Egalitarians believe Scripture points us toward a new vision of humanity–a new creation–where humanity is one. This captures the original vision of creation itself, and it moves us into a new age (new creation) where men and women are equally empowered for ministry and service in the community of God as expression of the priesthood of all believers. Some in Churches of Christ now advocate this perspective (see this blog), and some congregations have embraced it.

Slavery was accommodated in the biblical text (and subverted in significant ways), yet we understand that the gospel contains the seeds for its abolition. In a similar fashion, Egalitarians believe patriarchy was also accommodated (and subverted in significant ways as well), yet the gospel contains the seeds and vision for its abolition. Consequently, the seed texts (e.g., Galatians 3:28) and vision texts (e.g., Acts 2) call us into a future where God’s people are one rather than divided by gender in the ministry of the body of Christ.

I imagine within many congregations of the Churches of Christ Traditionalists, Complementarians, and Egalitarians live side-by-side in their communities.  Congregations vary in their practice, and discussions will become ever more explicit as culture raises the questions for us and presses the church for a response.

Our first task, it seems to me, is mutual understanding. We must first listen and listen carefully. Do I understand what the other is saying, how they read Scripture, and what their desire for the church is in love and unity? We cannot talk if we do not first listen.

May God have mercy!

Below are some questions for possible use among those who want to discuss these thoughts in their community.

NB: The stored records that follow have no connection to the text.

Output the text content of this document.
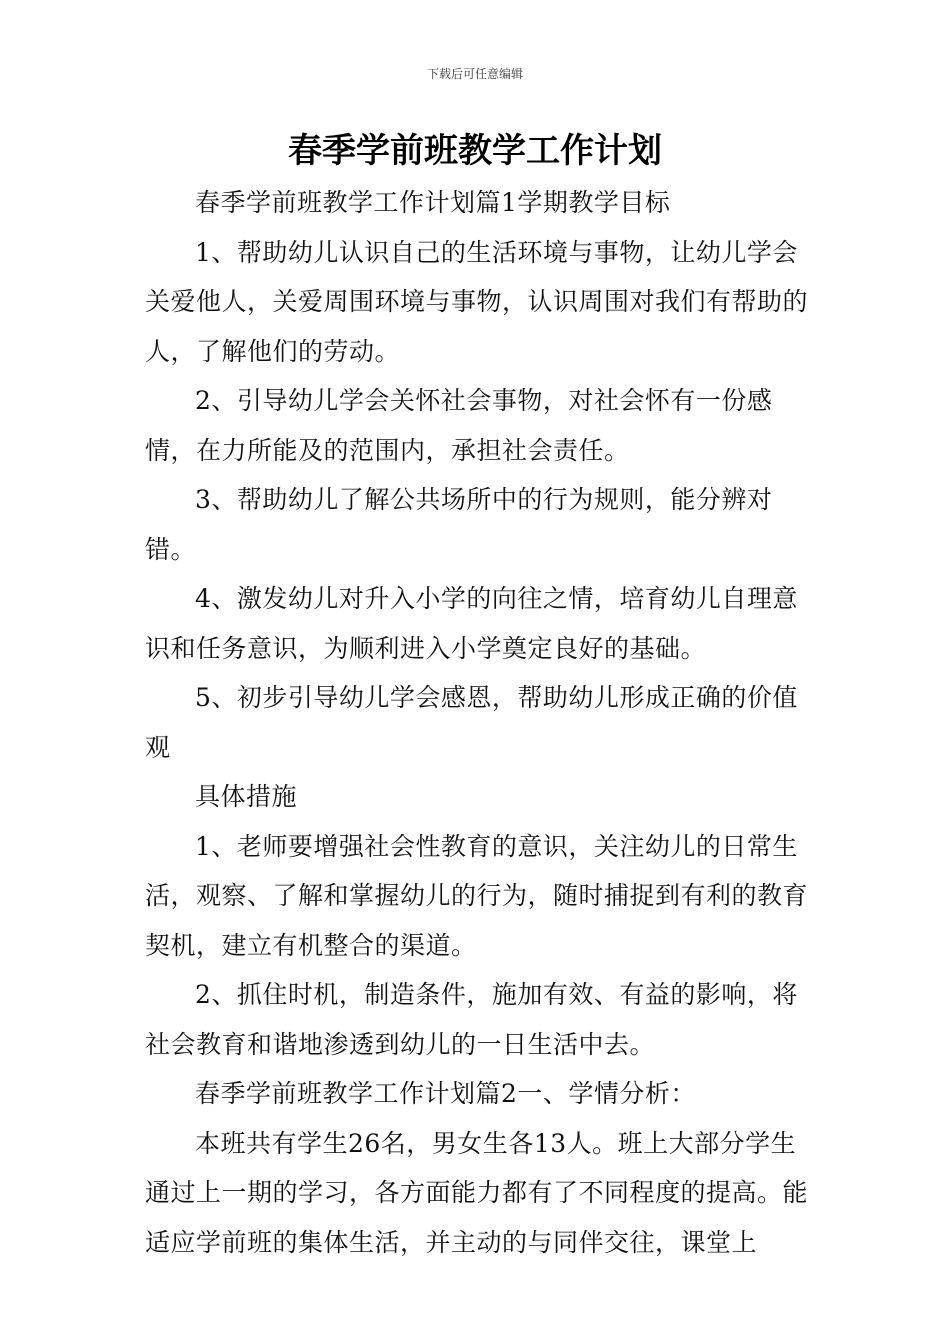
下载后可任意编辑
春季学前班教学工作计划

春季学前班教学工作计划篇1学期教学目标

1、帮助幼儿认识自己的生活环境与事物，让幼儿学会关爱他人，关爱周围环境与事物，认识周围对我们有帮助的人，了解他们的劳动。

2、引导幼儿学会关怀社会事物，对社会怀有一份感情，在力所能及的范围内，承担社会责任。

3、帮助幼儿了解公共场所中的行为规则，能分辨对错。

4、激发幼儿对升入小学的向往之情，培育幼儿自理意识和任务意识，为顺利进入小学奠定良好的基础。

5、初步引导幼儿学会感恩，帮助幼儿形成正确的价值观

具体措施

1、老师要增强社会性教育的意识，关注幼儿的日常生活，观察、了解和掌握幼儿的行为，随时捕捉到有利的教育契机，建立有机整合的渠道。

2、抓住时机，制造条件，施加有效、有益的影响，将社会教育和谐地渗透到幼儿的一日生活中去。

春季学前班教学工作计划篇2一、学情分析：

本班共有学生26名，男女生各13人。班上大部分学生通过上一期的学习，各方面能力都有了不同程度的提高。能适应学前班的集体生活，并主动的与同伴交往，课堂上
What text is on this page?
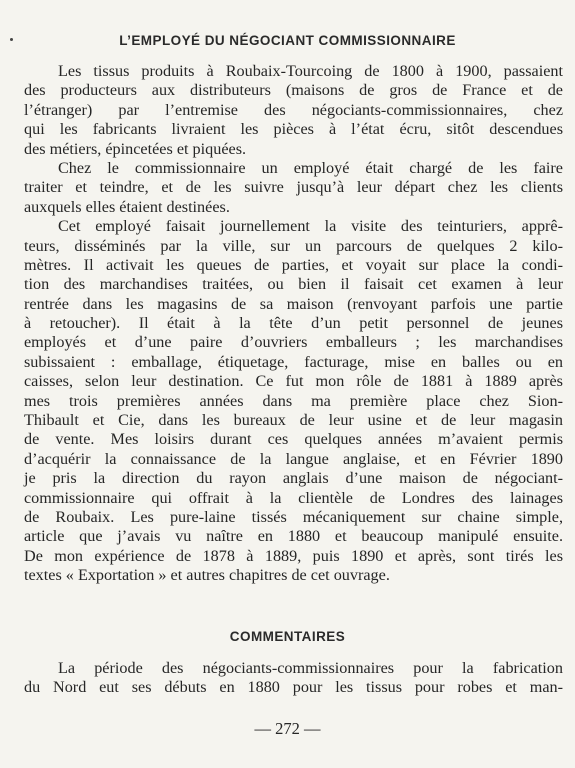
L’EMPLOYÉ DU NÉGOCIANT COMMISSIONNAIRE
Les tissus produits à Roubaix-Tourcoing de 1800 à 1900, passaient
des producteurs aux distributeurs (maisons de gros de France et de
l’étranger) par l’entremise des négociants-commissionnaires, chez
qui les fabricants livraient les pièces à l’état écru, sitôt descendues
des métiers, épincetées et piquées.
Chez le commissionnaire un employé était chargé de les faire
traiter et teindre, et de les suivre jusqu’à leur départ chez les clients
auxquels elles étaient destinées.
Cet employé faisait journellement la visite des teinturiers, apprê-
teurs, disséminés par la ville, sur un parcours de quelques 2 kilo-
mètres. Il activait les queues de parties, et voyait sur place la condi-
tion des marchandises traitées, ou bien il faisait cet examen à leur
rentrée dans les magasins de sa maison (renvoyant parfois une partie
à retoucher). Il était à la tête d’un petit personnel de jeunes
employés et d’une paire d’ouvriers emballeurs ; les marchandises
subissaient : emballage, étiquetage, facturage, mise en balles ou en
caisses, selon leur destination. Ce fut mon rôle de 1881 à 1889 après
mes trois premières années dans ma première place chez Sion-
Thibault et Cie, dans les bureaux de leur usine et de leur magasin
de vente. Mes loisirs durant ces quelques années m’avaient permis
d’acquérir la connaissance de la langue anglaise, et en Février 1890
je pris la direction du rayon anglais d’une maison de négociant-
commissionnaire qui offrait à la clientèle de Londres des lainages
de Roubaix. Les pure-laine tissés mécaniquement sur chaine simple,
article que j’avais vu naître en 1880 et beaucoup manipulé ensuite.
De mon expérience de 1878 à 1889, puis 1890 et après, sont tirés les
textes « Exportation » et autres chapitres de cet ouvrage.
COMMENTAIRES
La période des négociants-commissionnaires pour la fabrication
du Nord eut ses débuts en 1880 pour les tissus pour robes et man-
— 272 —
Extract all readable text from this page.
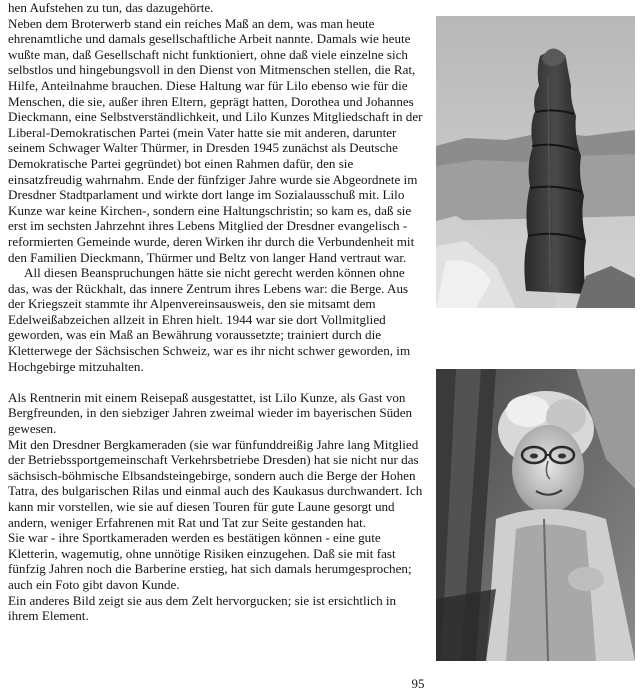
hen Aufstehen zu tun, das dazugehörte.

Neben dem Broterwerb stand ein reiches Maß an dem, was man heute ehrenamtliche und damals gesellschaftliche Arbeit nannte. Damals wie heute wußte man, daß Gesellschaft nicht funktioniert, ohne daß viele einzelne sich selbstlos und hingebungsvoll in den Dienst von Mitmenschen stellen, die Rat, Hilfe, Anteilnahme brauchen. Diese Haltung war für Lilo ebenso wie für die Menschen, die sie, außer ihren Eltern, geprägt hatten, Dorothea und Johannes Dieckmann, eine Selbstverständlichkeit, und Lilo Kunzes Mitgliedschaft in der Liberal-Demokratischen Partei (mein Vater hatte sie mit anderen, darunter seinem Schwager Walter Thürmer, in Dresden 1945 zunächst als Deutsche Demokratische Partei gegründet) bot einen Rahmen dafür, den sie einsatzfreudig wahrnahm. Ende der fünfziger Jahre wurde sie Abgeordnete im Dresdner Stadtparlament und wirkte dort lange im Sozialausschuß mit. Lilo Kunze war keine Kirchen-, sondern eine Haltungschristin; so kam es, daß sie erst im sechsten Jahrzehnt ihres Lebens Mitglied der Dresdner evangelisch - reformierten Gemeinde wurde, deren Wirken ihr durch die Verbundenheit mit den Familien Dieckmann, Thürmer und Beltz von langer Hand vertraut war.

All diesen Beanspruchungen hätte sie nicht gerecht werden können ohne das, was der Rückhalt, das innere Zentrum ihres Lebens war: die Berge. Aus der Kriegszeit stammte ihr Alpenvereinsausweis, den sie mitsamt dem Edelweißabzeichen allzeit in Ehren hielt. 1944 war sie dort Vollmitglied geworden, was ein Maß an Bewährung voraussetzte; trainiert durch die Kletterwege der Sächsischen Schweiz, war es ihr nicht schwer geworden, im Hochgebirge mitzuhalten.

Als Rentnerin mit einem Reisepaß ausgestattet, ist Lilo Kunze, als Gast von Bergfreunden, in den siebziger Jahren zweimal wieder im bayerischen Süden gewesen.

Mit den Dresdner Bergkameraden (sie war fünfunddreißig Jahre lang Mitglied der Betriebssportgemeinschaft Verkehrsbetriebe Dresden) hat sie nicht nur das sächsisch-böhmische Elbsandsteingebirge, sondern auch die Berge der Hohen Tatra, des bulgarischen Rilas und einmal auch des Kaukasus durchwandert. Ich kann mir vorstellen, wie sie auf diesen Touren für gute Laune gesorgt und andern, weniger Erfahrenen mit Rat und Tat zur Seite gestanden hat.

Sie war - ihre Sportkameraden werden es bestätigen können - eine gute Kletterin, wagemutig, ohne unnötige Risiken einzugehen. Daß sie mit fast fünfzig Jahren noch die Barberine erstieg, hat sich damals herumgesprochen; auch ein Foto gibt davon Kunde.

Ein anderes Bild zeigt sie aus dem Zelt hervorgucken; sie ist ersichtlich in ihrem Element.

95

  1. How do you see these same three positions mirrored in various cultures throughout the world? For example, in some cultures, “Traditionalism” is still practiced in society. How has this changed in US culture over the years?
  1. Given these three positions, how has this changed in “church” cultures in the last few centuries or even decades?
  1. What do you regard as the key point—whether biblical text, cultural situation, or theological idea—in each of these positions?
  1. In what ways are you able to appreciate each position? State how you may complement each position and value something in each?
  1. One goal is “mutual understanding,” that is, we understand why each holds the position they do and we can appreciate the reasons why they do. How is that working for you?